Die Dublin III-VO ist eine Verordnung des Rechts der Europäischen Union, die Regelungen über die Zuständigkeit zur Prüfung von Anträgen auf internationalen Schutz von Drittstaatsangehörigen trifft. Sie gilt also nicht für mögliche Anträge auf internationalen Schutz von EU-Bürgern, ebenso wenig ist sie auf Personen anwendbar, denen bereits der Flüchtlingsstatus zuerkannt wurde. Das wesentliche Grundprinzip ist jenes, dass den Drittstaatsangehörigen in einem der Mitgliedstaaten das Recht auf ein faires, rechtsstaatliches Asylverfahren zukommt, jedoch nur ein Recht auf ein Verfahren in einem Mitgliedstaat, dessen Zuständigkeit sich primär nicht aufgrund des Wunsches des Asylwerbers, sondern aufgrund der in der Verordnung festgesetzten hierarchisch geordneten Zuständigkeitskriterien ergibt.
Auf den gegenständlichen Sachverhalt finden diese allgemeinen Erwägungen Anwendung, da die Entscheidungen des Bundesamtes auf Basis eines in wesentlichen Punkten ergänzungsbedürftigen Verfahrens ergangen sind.
Zunächst ist zur Frage der Unzuständigkeit Österreichs für die Durchführung des gegenständlichen Asylverfahrens festzuhalten, dass das Bundesverwaltungsgericht der erstinstanzlichen Behörde beipflichtet, dass sich aus dem festgestellten Sachverhalt eindeutig eine Zuständigkeit Ungarns ergibt.

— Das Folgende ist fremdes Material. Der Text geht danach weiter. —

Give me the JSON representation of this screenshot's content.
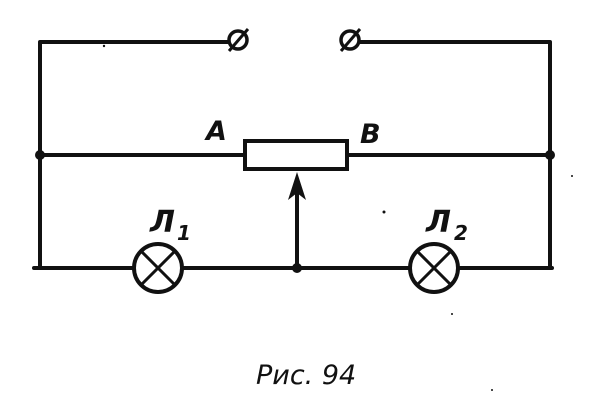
{
  "labels": {
    "point_a": "A",
    "point_b": "B",
    "lamp1": {
      "letter": "Л",
      "index": "1"
    },
    "lamp2": {
      "letter": "Л",
      "index": "2"
    }
  },
  "caption": "Рис. 94",
  "colors": {
    "ink": "#111111",
    "paper": "#ffffff"
  }
}
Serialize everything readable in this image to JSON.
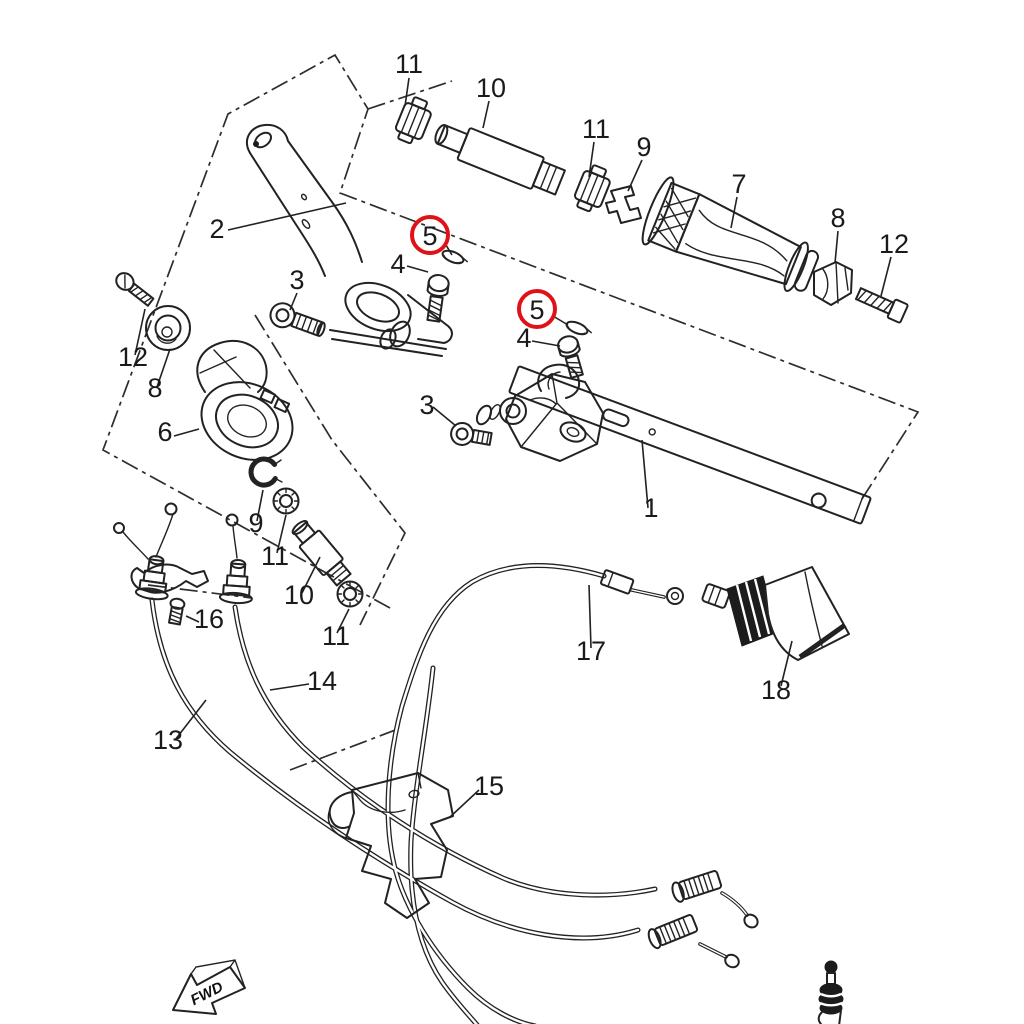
{
  "diagram": {
    "background": "#ffffff",
    "line_color": "#222222",
    "highlight_color": "#e01217",
    "fwd_arrow": {
      "label": "FWD"
    },
    "callouts": [
      {
        "text": "11",
        "circled": false
      },
      {
        "text": "10",
        "circled": false
      },
      {
        "text": "11",
        "circled": false
      },
      {
        "text": "9",
        "circled": false
      },
      {
        "text": "7",
        "circled": false
      },
      {
        "text": "8",
        "circled": false
      },
      {
        "text": "12",
        "circled": false
      },
      {
        "text": "2",
        "circled": false
      },
      {
        "text": "5",
        "circled": true
      },
      {
        "text": "4",
        "circled": false
      },
      {
        "text": "3",
        "circled": false
      },
      {
        "text": "12",
        "circled": false
      },
      {
        "text": "8",
        "circled": false
      },
      {
        "text": "6",
        "circled": false
      },
      {
        "text": "5",
        "circled": true
      },
      {
        "text": "4",
        "circled": false
      },
      {
        "text": "3",
        "circled": false
      },
      {
        "text": "1",
        "circled": false
      },
      {
        "text": "9",
        "circled": false
      },
      {
        "text": "11",
        "circled": false
      },
      {
        "text": "10",
        "circled": false
      },
      {
        "text": "11",
        "circled": false
      },
      {
        "text": "16",
        "circled": false
      },
      {
        "text": "14",
        "circled": false
      },
      {
        "text": "13",
        "circled": false
      },
      {
        "text": "17",
        "circled": false
      },
      {
        "text": "18",
        "circled": false
      },
      {
        "text": "15",
        "circled": false
      }
    ]
  }
}
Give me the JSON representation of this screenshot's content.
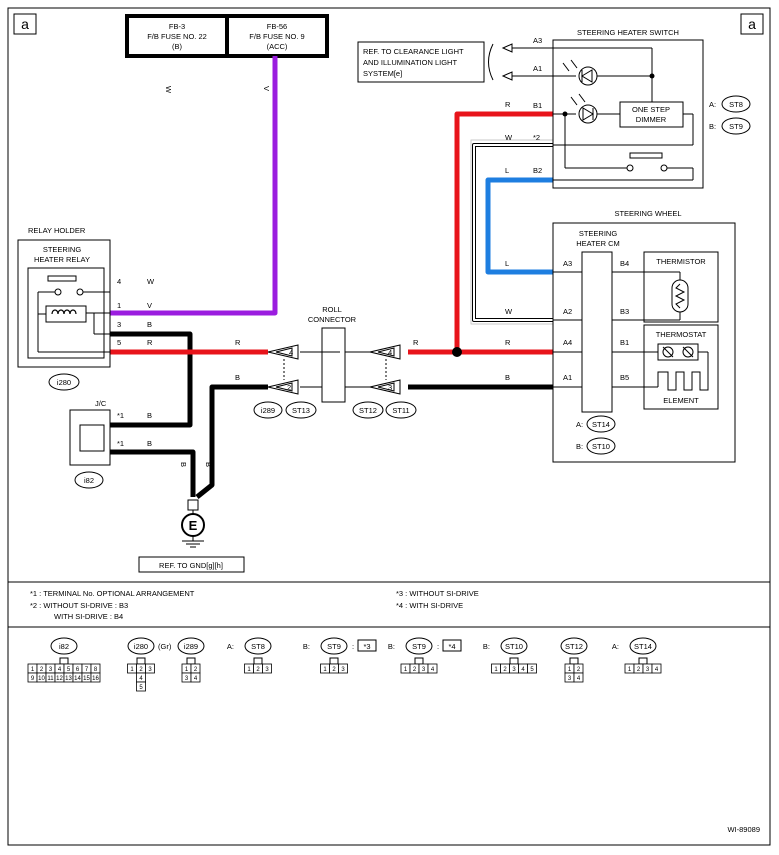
{
  "page_marker": "a",
  "fuses": {
    "fb3": {
      "line1": "FB-3",
      "line2": "F/B FUSE NO. 22",
      "line3": "(B)"
    },
    "fb56": {
      "line1": "FB-56",
      "line2": "F/B FUSE NO. 9",
      "line3": "(ACC)"
    }
  },
  "ref_clearance": {
    "line1": "REF. TO CLEARANCE LIGHT",
    "line2": "AND ILLUMINATION LIGHT",
    "line3": "SYSTEM[e]"
  },
  "switch": {
    "title": "STEERING HEATER SWITCH",
    "dimmer_line1": "ONE STEP",
    "dimmer_line2": "DIMMER",
    "conn_a": "A:",
    "conn_a_id": "ST8",
    "conn_b": "B:",
    "conn_b_id": "ST9"
  },
  "relay": {
    "holder": "RELAY HOLDER",
    "line1": "STEERING",
    "line2": "HEATER RELAY",
    "connector": "i280"
  },
  "jc": {
    "label": "J/C",
    "connector": "i82"
  },
  "ground": {
    "symbol": "E",
    "ref": "REF. TO GND[g][h]"
  },
  "roll": {
    "line1": "ROLL",
    "line2": "CONNECTOR",
    "left1": "i289",
    "left2": "ST13",
    "right1": "ST12",
    "right2": "ST11"
  },
  "wheel": {
    "title": "STEERING WHEEL",
    "cm_line1": "STEERING",
    "cm_line2": "HEATER CM",
    "thermistor": "THERMISTOR",
    "thermostat": "THERMOSTAT",
    "element": "ELEMENT",
    "conn_a": "A:",
    "conn_a_id": "ST14",
    "conn_b": "B:",
    "conn_b_id": "ST10"
  },
  "wire_labels": {
    "w": "W",
    "v": "V",
    "b": "B",
    "r": "R",
    "l": "L"
  },
  "pins": {
    "relay": [
      "4",
      "1",
      "3",
      "5"
    ],
    "switch": [
      "A3",
      "A1",
      "B1",
      "*2",
      "B2"
    ],
    "cm_left": [
      "A3",
      "A2",
      "A4",
      "A1"
    ],
    "cm_right": [
      "B4",
      "B3",
      "B1",
      "B5"
    ],
    "roll": [
      "4",
      "2",
      "4",
      "3"
    ],
    "jc": [
      "*1",
      "*1"
    ]
  },
  "notes": {
    "n1": "*1  : TERMINAL No. OPTIONAL ARRANGEMENT",
    "n2a": "*2  : WITHOUT SI-DRIVE  : B3",
    "n2b": "WITH SI-DRIVE   : B4",
    "n3": "*3  : WITHOUT SI-DRIVE",
    "n4": "*4  : WITH SI-DRIVE"
  },
  "connectors": [
    {
      "prefix": "",
      "id": "i82",
      "suffix": "",
      "rows": [
        [
          "1",
          "2",
          "3",
          "4",
          "5",
          "6",
          "7",
          "8"
        ],
        [
          "9",
          "10",
          "11",
          "12",
          "13",
          "14",
          "15",
          "16"
        ]
      ]
    },
    {
      "prefix": "",
      "id": "i280",
      "suffix": "(Gr)",
      "rows": [
        [
          "1",
          "2",
          "3"
        ],
        [
          "4"
        ],
        [
          "5"
        ]
      ]
    },
    {
      "prefix": "",
      "id": "i289",
      "suffix": "",
      "rows": [
        [
          "1",
          "2"
        ],
        [
          "3",
          "4"
        ]
      ]
    },
    {
      "prefix": "A:",
      "id": "ST8",
      "suffix": "",
      "rows": [
        [
          "1",
          "2",
          "3"
        ]
      ]
    },
    {
      "prefix": "B:",
      "id": "ST9",
      "suffix": "*3",
      "rows": [
        [
          "1",
          "2",
          "3"
        ]
      ]
    },
    {
      "prefix": "B:",
      "id": "ST9",
      "suffix": "*4",
      "rows": [
        [
          "1",
          "2",
          "3",
          "4"
        ]
      ]
    },
    {
      "prefix": "B:",
      "id": "ST10",
      "suffix": "",
      "rows": [
        [
          "1",
          "2",
          "3",
          "4",
          "5"
        ]
      ]
    },
    {
      "prefix": "",
      "id": "ST12",
      "suffix": "",
      "rows": [
        [
          "1",
          "2"
        ],
        [
          "3",
          "4"
        ]
      ]
    },
    {
      "prefix": "A:",
      "id": "ST14",
      "suffix": "",
      "rows": [
        [
          "1",
          "2",
          "3",
          "4"
        ]
      ]
    }
  ],
  "figure_id": "WI-89089",
  "colors": {
    "red": "#e8141b",
    "violet": "#9b1ddf",
    "blue": "#1e7ee0",
    "black": "#000000",
    "white_wire": "#c8c8c8"
  }
}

Im vorliegenden Fall hat jedoch Ungarn den Wiederaufnahmegesuchen keine Antwort erteilt und daher ist der Stand der Asylverfahren in Ungarn den österreichischen Behörden nicht bekannt.
Die Feststellungen der angefochtenen Entscheidungen über die Situation in Ungarn vermögen die Beurteilung der Behörde, dass eine Überstellung der Beschwerdeführer nach Ungarn keine Gefahr einer Verletzung von Art. 4 GRC bzw. Art. 3 EMRK im Falle einer Überstellung ernstlich möglich erscheinen lasse und daher vom Selbsteintrittsrecht nach Art. 17 Abs. 1 der Dublin III-VO kein Gebrauch zu machen sei, nicht zu tragen (vgl. BVwG vom 27.08.2015, W125 2111611-1/7E).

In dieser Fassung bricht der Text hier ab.